Some optional, but useful tips:
1. When you're putting in the pin for the trigger guard, put the back side of the trigger guard on a block of wood or a rubber hockey puck, so that you don't blow off the back flange of the guard.
2. When you're putting in the roll pin for the bolt stop, put the pin in from the rear of the receiver and put a piece of masking tape on the side of the receiver to protect the finish. Be gentle and observant of the pin alignment so you don't break off the bolt stop "ears."
3. For the takedown pin detents, keep them in place with a slave pin (you can make this from a piece of drill rod) as you start the pin. Put the slave pin in from the left side of the receiver, then gently push down on the detents with a probe or small screwdriver, and push the slave pin far enough to capture th detent.

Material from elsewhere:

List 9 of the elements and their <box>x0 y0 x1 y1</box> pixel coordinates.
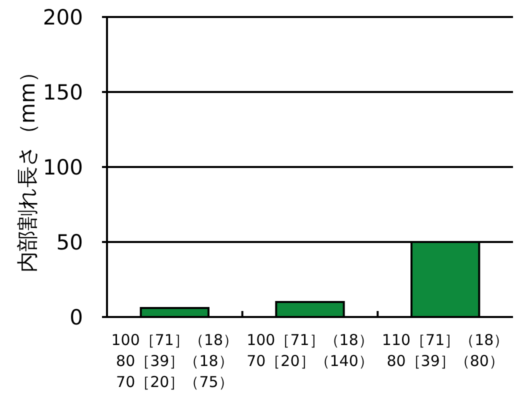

Put the takedown pin against the slave pin in the hole, then gently push through from right to left. Wha-la, no more flying detents.
4. Put the pistol grip on only partly tight before you have the safety installed. It's much easier to fiddle the safety into place with the detent under the grip a bit loose than to try to ram the safety lever into place against a full-push detent.
Lastly: Wear safety glasses when putting together guns with lots of springs and detent plungers that can go flying. There's no point in getting poked in the eye with a spring or detent.